Back pain is a major problem across the world — experts estimate it affects about 80% of the population in some way — and is a leading cause of disability.

In order to gauge the impact of psychology on the effectiveness of acupuncture treatment, Bishop recruited 485 people who were planning on undergoing treatment for back pain. The patients filled out questionnaires designed to capture psychological factors, demographic characteristics, clinical information and data on back-related disability prior to their treatment, as well as two weeks later, three months later and six months later.

Starting attitudes toward acupuncture strongly correlated with pain outcomes, the researchers found.

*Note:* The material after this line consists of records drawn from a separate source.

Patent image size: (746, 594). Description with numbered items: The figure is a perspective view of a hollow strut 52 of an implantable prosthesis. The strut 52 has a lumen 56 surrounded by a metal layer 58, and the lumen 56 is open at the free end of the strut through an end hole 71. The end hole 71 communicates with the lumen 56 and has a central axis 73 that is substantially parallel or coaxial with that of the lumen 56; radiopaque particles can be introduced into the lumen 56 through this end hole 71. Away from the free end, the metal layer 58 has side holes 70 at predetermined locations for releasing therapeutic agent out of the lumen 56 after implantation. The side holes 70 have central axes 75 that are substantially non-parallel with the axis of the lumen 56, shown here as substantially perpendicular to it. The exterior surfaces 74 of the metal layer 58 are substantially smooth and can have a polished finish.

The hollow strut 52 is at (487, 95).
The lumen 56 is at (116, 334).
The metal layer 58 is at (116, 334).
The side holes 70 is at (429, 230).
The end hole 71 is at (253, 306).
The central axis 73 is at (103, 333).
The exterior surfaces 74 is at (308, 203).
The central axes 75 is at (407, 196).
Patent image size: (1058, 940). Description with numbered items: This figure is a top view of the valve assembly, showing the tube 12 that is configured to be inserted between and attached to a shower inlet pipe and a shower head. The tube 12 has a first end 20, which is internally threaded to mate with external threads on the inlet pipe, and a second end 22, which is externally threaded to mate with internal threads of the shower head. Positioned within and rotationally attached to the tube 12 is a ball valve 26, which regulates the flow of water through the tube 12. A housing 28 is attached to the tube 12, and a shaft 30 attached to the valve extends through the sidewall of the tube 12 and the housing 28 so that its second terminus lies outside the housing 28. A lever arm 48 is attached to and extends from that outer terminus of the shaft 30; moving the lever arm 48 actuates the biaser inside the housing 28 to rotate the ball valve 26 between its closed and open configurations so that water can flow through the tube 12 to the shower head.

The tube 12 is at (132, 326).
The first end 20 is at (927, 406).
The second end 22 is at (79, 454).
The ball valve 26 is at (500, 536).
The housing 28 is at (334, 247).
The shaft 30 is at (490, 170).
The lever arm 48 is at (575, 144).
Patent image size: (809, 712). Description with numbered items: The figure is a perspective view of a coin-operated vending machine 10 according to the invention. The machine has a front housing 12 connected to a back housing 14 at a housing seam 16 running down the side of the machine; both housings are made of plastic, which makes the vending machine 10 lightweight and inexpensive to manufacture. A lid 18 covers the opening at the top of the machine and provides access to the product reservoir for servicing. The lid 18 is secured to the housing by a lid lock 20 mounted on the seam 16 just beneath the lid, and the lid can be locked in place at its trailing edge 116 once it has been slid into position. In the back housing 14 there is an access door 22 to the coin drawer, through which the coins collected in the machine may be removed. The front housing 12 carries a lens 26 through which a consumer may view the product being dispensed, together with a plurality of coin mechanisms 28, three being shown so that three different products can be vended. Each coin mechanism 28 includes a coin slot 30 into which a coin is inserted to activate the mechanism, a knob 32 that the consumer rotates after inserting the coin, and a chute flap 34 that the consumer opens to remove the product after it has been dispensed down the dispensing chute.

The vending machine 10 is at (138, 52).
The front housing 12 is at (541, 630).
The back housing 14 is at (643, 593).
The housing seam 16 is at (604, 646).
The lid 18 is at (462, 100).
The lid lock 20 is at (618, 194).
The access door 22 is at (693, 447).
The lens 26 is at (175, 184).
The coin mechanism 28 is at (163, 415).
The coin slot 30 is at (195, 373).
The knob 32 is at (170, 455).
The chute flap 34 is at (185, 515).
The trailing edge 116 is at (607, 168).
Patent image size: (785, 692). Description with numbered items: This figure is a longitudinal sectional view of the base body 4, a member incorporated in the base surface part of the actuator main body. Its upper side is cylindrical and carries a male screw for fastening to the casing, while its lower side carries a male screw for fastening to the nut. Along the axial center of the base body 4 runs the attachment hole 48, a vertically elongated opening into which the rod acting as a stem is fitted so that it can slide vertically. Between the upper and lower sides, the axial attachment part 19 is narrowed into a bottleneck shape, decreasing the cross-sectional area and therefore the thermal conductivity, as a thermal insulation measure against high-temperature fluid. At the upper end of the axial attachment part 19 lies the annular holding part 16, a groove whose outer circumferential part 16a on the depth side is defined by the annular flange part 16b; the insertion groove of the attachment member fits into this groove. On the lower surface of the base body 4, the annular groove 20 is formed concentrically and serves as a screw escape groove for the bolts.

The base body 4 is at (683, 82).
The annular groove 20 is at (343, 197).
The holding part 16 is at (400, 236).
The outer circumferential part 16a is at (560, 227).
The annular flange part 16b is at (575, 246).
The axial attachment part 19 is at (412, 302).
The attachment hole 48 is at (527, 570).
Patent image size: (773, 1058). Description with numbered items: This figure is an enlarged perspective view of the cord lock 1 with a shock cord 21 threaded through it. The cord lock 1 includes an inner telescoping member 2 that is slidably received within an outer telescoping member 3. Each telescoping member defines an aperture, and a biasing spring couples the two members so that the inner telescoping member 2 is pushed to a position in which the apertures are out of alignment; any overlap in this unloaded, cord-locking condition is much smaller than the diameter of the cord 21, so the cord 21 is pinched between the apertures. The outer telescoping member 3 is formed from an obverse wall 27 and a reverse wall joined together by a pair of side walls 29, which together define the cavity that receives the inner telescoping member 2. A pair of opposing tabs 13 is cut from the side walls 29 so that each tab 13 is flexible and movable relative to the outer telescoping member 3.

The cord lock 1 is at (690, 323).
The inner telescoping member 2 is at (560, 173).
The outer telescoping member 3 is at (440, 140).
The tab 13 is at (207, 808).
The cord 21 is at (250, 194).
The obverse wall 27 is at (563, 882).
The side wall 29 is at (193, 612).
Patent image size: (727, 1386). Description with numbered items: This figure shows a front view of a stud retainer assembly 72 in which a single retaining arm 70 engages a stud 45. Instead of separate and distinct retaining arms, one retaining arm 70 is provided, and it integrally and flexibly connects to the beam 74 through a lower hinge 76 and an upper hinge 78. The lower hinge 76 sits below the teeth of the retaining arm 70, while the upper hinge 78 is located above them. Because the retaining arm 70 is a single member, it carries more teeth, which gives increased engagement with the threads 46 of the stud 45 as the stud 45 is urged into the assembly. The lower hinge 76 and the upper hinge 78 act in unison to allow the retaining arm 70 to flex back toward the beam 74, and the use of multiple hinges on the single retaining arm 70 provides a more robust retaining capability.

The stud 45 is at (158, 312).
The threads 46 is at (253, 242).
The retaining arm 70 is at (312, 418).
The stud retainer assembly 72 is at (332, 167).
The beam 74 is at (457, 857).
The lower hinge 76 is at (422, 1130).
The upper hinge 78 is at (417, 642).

Moreover, patients who felt more positive about their back pain treatment were less likely to experience back-related disability. “In particular, they experienced less disability over the course of treatment when they came to see their back pain as more controllable, when they felt they had better understanding of their back pain, when they felt better able to cope with it, were less emotional about it, and when they felt their back pain was going to have less of an impact on their lives,” Bishop said.

She suggested this means acupuncturists should focus building relationships and on managing patients’ emotions during treatment courses.

Dr. Stephen Simpson, director of research at Arthritis Research UK, said in the same statement that the study gives new insight into the perception of pain in general and the impact of the placebo effect.

The study was funded by Arthritis Research UK and has been published in the Journal of Clinical Pain.